Ultimately, it appears the State Department survived this round of social media purging, but other accounts may not have been so lucky.

The House subcommittee report notes that the FBI, on behalf of Ukraine’s secret service, also flagged multiple pro-Ukraine Facebook and Instagram posts from Americans. Some of these posts currently are unavailable, while posts from Russian government officials—to whom the pro-Ukraine posts had been responding—remain on the platforms.

Kobzanetz, the FBI agent, sent a list of 5,165 Facebook accounts to parent company Meta on March 1, 2022. Although most of the account holders lived in Russia or Belarus, many of them lived in the U.S.

The subcommittee verified that these flagged accounts belonged to real Americans: a photographer working with a studio in New York; a manager of a moving company in South Carolina; a musician and vocalist based in Minnesota; a professor at a university in California; and a children’s book author living in Washington state.

Perhaps most chilling, an FBI agent reached out to a Meta employee after agents had flagged certain accounts for removal.
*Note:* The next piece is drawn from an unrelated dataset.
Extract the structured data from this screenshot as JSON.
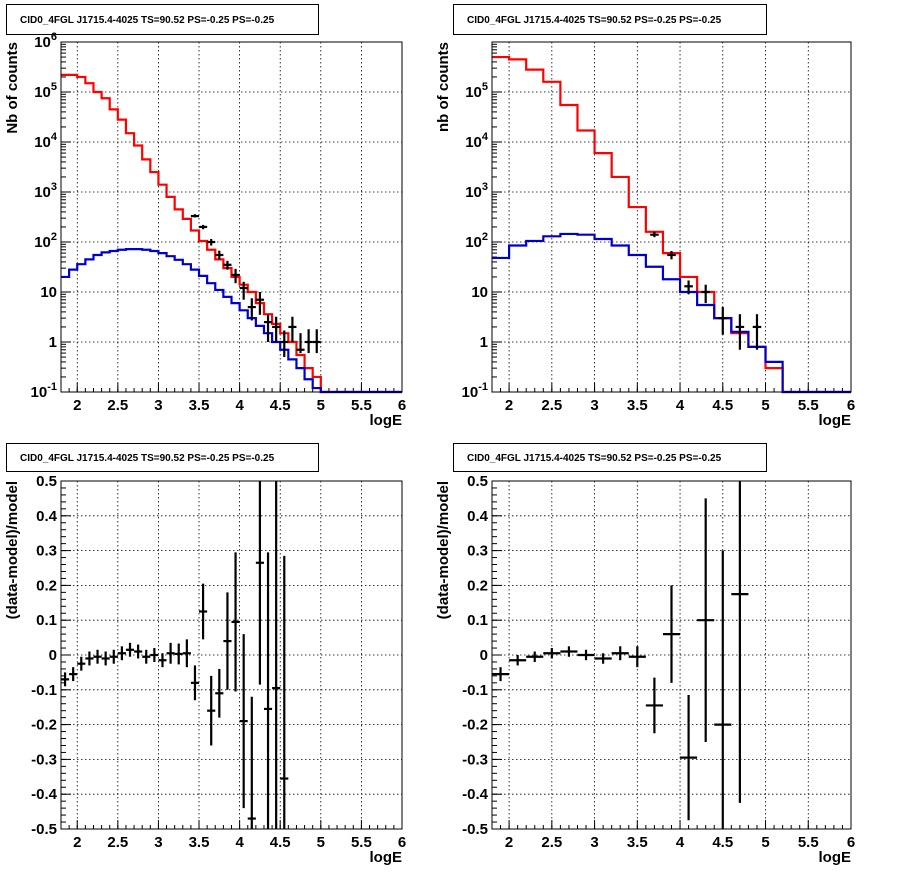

The agent asked “if these accounts were taken down, or if you need some legal process from us,” ostensibly to cover for the targeting of American citizens on social media.

Last week, in a first-of-its-kind temporary injunction, a federal judge ordered the Biden administration to stop strong-arming Big Tech into silencing Americans’ free speech online. Although the Biden administration asked for a “stay” of the order, the judge rejected it, noting that his order was narrowly tailored to protect First Amendment rights.
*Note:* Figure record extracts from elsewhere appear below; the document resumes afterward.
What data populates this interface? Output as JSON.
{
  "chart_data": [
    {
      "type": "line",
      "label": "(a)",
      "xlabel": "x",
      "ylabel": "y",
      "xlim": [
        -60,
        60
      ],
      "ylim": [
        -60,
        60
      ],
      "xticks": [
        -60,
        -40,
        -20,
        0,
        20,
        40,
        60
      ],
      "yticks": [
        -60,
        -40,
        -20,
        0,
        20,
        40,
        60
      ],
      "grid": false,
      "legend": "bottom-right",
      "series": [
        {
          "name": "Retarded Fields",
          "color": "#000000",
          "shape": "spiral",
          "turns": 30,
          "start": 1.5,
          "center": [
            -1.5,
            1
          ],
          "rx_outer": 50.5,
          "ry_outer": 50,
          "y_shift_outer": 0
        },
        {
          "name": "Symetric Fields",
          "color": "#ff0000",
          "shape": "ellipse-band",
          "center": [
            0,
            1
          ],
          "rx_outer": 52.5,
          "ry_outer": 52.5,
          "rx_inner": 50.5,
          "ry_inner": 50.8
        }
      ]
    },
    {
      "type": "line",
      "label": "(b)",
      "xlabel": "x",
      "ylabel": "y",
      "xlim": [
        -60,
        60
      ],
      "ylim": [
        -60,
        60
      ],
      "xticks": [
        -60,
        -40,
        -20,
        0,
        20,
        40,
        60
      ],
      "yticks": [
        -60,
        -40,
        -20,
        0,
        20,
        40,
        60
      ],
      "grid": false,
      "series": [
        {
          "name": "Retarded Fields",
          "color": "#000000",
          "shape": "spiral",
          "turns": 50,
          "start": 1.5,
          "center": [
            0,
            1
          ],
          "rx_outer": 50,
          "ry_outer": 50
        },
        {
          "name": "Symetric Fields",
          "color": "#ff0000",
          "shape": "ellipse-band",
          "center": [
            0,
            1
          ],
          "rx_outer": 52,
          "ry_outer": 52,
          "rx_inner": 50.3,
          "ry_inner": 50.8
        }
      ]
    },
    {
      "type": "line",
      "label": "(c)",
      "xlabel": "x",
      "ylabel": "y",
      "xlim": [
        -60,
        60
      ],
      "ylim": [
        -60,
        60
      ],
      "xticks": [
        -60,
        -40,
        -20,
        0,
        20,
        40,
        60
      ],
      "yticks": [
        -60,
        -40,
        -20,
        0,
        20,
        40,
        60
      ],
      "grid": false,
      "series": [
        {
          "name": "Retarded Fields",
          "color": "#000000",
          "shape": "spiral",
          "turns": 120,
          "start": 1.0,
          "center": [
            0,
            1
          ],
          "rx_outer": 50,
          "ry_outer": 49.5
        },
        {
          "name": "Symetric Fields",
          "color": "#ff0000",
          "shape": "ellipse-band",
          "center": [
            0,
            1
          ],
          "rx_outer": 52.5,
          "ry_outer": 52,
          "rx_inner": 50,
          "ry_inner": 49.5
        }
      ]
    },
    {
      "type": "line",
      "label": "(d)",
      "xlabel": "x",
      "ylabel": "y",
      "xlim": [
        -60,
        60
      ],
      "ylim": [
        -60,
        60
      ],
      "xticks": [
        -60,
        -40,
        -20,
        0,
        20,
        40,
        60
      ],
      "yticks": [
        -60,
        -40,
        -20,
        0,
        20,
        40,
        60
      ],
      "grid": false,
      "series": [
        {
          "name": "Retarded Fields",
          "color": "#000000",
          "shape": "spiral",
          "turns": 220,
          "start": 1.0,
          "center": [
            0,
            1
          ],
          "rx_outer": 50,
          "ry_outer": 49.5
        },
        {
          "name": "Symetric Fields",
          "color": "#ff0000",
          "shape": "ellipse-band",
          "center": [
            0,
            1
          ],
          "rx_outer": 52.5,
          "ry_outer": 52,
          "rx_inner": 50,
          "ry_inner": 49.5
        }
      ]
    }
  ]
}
This latest report from the subcommittee shows just how important the judge’s injunction truly is.

If Russia can infiltrate Ukrainian intelligence and thereby get the FBI to urge Big Tech to censor pro-Ukraine accounts in the name of fighting Russian disinformation, perhaps it’s better for the federal government’s own interests that a judge closes this Pandora’s box. It’s certainly better for America’s global reputation if the FBI stops telling Big Tech to censor the State Department’s official accounts.

Someone has to be the adult in the room and tell the Biden administration, which seems increasingly drunk on power, “Enough!”